For high-volume bakeries, focusing on a few fundamental artisan techniques can go a long way. Start by adding time and natural fermentation to the process.

“Almost any bakery can mix up a starter and begin adding it,” said Etai Baron, owner and chief executive officer of Izzio’s Artisan Bakery, Louisville, Colo.

Mr. Baron suggested peeling out artificial or unnecessary ingredients from formulas and, if it’s financially possible, switching to higher quality flours to accentuate flavor during the fermentation process.

Rachel Wyman, owner of Montclair Bread Co., understands space considerations may make extended fermentation difficult. In lieu of using traditional brioche that’s loaded with butter and ferments overnight, her Montclair, NJ-based bakery relies on a biga for a same-day brioche for her donuts that require a 24-hour process.

“We make pre-ferments from sourdough starters that take up less space than fermenting the whole dough in bulk, and you can move it through a process in eight hours,” she explained.

When commercial bakers condense the process, they lose the cell structure or flavor profiles that inspired the creation of an artisan bread.

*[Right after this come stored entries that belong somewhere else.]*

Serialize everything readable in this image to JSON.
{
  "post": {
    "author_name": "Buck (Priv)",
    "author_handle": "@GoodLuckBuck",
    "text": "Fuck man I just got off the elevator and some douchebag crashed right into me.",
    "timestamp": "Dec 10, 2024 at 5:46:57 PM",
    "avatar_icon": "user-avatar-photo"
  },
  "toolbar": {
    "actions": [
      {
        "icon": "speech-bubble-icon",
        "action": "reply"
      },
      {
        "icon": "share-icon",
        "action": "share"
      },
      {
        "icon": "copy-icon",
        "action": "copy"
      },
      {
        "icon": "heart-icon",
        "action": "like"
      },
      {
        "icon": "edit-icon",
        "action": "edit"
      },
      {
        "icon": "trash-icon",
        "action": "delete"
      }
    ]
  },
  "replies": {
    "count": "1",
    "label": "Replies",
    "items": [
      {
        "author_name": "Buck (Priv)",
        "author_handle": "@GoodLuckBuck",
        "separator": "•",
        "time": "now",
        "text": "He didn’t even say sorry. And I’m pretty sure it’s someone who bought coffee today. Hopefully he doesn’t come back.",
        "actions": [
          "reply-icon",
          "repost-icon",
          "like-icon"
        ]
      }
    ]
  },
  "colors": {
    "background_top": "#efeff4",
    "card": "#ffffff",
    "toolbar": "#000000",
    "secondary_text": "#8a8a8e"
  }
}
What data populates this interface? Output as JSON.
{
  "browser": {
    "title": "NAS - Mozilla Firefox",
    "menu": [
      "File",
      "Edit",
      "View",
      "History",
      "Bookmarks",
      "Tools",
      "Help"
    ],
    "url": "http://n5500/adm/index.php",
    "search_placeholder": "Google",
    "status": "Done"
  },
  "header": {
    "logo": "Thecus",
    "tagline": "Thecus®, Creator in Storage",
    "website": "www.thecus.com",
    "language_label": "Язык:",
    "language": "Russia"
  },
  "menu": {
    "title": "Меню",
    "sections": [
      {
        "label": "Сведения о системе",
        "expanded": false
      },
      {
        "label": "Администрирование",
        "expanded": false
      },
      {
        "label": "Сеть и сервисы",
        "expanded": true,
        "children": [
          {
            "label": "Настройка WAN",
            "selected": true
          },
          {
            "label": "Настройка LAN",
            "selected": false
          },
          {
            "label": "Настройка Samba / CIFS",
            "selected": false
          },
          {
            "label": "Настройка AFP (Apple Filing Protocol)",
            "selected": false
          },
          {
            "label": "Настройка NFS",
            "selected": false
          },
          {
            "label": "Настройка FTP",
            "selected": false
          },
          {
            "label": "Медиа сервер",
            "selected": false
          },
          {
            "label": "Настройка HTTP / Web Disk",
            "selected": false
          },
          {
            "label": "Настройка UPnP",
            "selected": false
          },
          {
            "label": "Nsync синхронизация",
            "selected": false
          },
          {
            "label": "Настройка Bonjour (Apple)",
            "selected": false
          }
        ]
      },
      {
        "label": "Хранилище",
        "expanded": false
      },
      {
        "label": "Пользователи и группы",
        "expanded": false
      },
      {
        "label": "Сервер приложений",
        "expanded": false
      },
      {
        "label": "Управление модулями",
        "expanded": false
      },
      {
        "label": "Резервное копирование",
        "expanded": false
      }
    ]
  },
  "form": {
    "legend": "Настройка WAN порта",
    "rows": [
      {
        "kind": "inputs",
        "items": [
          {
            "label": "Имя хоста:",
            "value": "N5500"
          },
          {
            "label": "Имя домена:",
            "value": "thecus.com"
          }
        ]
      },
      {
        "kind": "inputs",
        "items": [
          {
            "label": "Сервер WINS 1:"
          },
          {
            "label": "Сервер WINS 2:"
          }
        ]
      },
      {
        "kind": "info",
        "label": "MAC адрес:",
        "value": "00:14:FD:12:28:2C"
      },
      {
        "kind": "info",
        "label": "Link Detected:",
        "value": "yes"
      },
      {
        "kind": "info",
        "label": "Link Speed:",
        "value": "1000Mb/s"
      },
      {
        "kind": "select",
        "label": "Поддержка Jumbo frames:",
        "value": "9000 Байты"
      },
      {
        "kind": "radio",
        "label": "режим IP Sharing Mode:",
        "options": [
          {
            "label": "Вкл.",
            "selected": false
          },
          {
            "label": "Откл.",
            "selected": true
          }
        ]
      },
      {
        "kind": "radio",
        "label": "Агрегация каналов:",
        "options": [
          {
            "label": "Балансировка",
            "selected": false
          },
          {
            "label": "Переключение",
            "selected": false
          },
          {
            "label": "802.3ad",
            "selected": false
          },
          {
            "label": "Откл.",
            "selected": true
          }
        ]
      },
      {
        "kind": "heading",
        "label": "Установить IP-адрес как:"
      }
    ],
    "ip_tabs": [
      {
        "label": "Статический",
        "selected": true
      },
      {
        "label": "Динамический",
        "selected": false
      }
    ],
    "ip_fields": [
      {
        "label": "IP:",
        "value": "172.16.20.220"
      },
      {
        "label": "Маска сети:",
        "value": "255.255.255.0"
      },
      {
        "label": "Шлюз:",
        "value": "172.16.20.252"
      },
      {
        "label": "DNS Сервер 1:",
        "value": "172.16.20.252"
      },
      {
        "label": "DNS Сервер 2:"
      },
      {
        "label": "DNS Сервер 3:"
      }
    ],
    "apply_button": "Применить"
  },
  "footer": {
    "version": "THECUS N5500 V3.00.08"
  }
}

“Baking based on time, temperature and humidity, that’s what sets the product apart,” said Rudy Abiera, R&D manager at Highland Baking Co, Northbrook, Ill. “When you do the long fermentation, you’re gaining flavor, you’re gaining strength, you’re producing natural yeast — all these are guidelines for making an artisan bread.”

However, sometimes the identity of an artisan bread can get lost in translation when trying to cut corners in the production process.

“They should ask themselves, ‘Can my formulas be produced by hand?’ ” noted Zach Martinucci, founder and “head rebel” at Rebel Bread in Denver. “If scaled back, could a plant foreman grab a kilogram of dough and produce the same thing without processes and machinery that humans can’t achieve?”

Yes, many artisanal bakers prefer working with their hands. To them, it’s what differentiates artisan from commercial breads.

 “The first thing that comes to mind when you talk about artisan products is that they’re handmade,” Mr.  Martinucci said. “In our small-batch artisan bakery, we have mixers and machinery, but we also use our hands. There’s a human element to baking that matters to us.”

Mr. Baron believes that automation and technology, combined with selective hand crafting, allow wholesale bakeries like Izzio’s to bring quality artisan breads to the mass market.

To maintain the products’ inspirational appeal, he targets his bakery’s efforts to the fermentation process where it impacts flavor and texture the most.

“We have plenty of hands in our process, but I’ve also seen lousy commercial bakery products made by hand,” Mr. Baron said. “The hands are not the differentiator here. They’re just not. It’s time and ingredients.”

Slicing and bagging, he added, make artisan breads more commercially available for the broader market to consume and to use as a classic carrier for a bounty of meal options.

“The slicing makes it easy for consumers to keep it on the shelf, freeze, use for toast or sandwiches that most of bread is used for,” Mr. Baron said. “The key at the end of the day is to make a bread that is commercially viable. So, the compromise that we have to make as a bakery is more automation. That’s because it’s one thing to take time to make bread; it’s another to do everything by hand.”

Of course, other bakers have different interpretations of the artisan process. Richard Eley, director of commercialization for Highland Baking, stated that Old World techniques such as bulk fermentation and retarding require dividing and shaping only by hand.

The process starts with autolyzing, which is incorporating water and flour, then letting it ferment for 30 minutes to one hour to hydrate the flour, which provides better strength and structure.

“When you make bread like that, you handle it in a way that a machine cannot do,” Mr. Eley explained. “Autolyze delivers a dough that holds higher hydration which helps the fermentation and strength development which gives you a loaf with better texture, rise and flavor. It’s a deceptively simple process. It allows you to get better strength and development of the dough.”

Mr. Abiera said the process takes at least six hours, with some sourdoughs retarding for up to 24 hours to develop their intense flavor and open-cell structure. Hearth baking at high-temperatures — up to 100˚F hotter than the typical 425˚F for conventional bread — provides the oven spring for breads with a moist, open internal texture, a creamy color and a heavy, crunchy crust.

From a more inspirational perspective, Hitz, senior instructor, International Baking and Pastry Institute, Johnson & Wales University, recommended that bakers explore what triggers their passion. He suggested enrolling in workshops, such as a lamination seminar, that will challenge their understanding of their baking processes and learn how to incorporate new techniques into their process before disrupting it.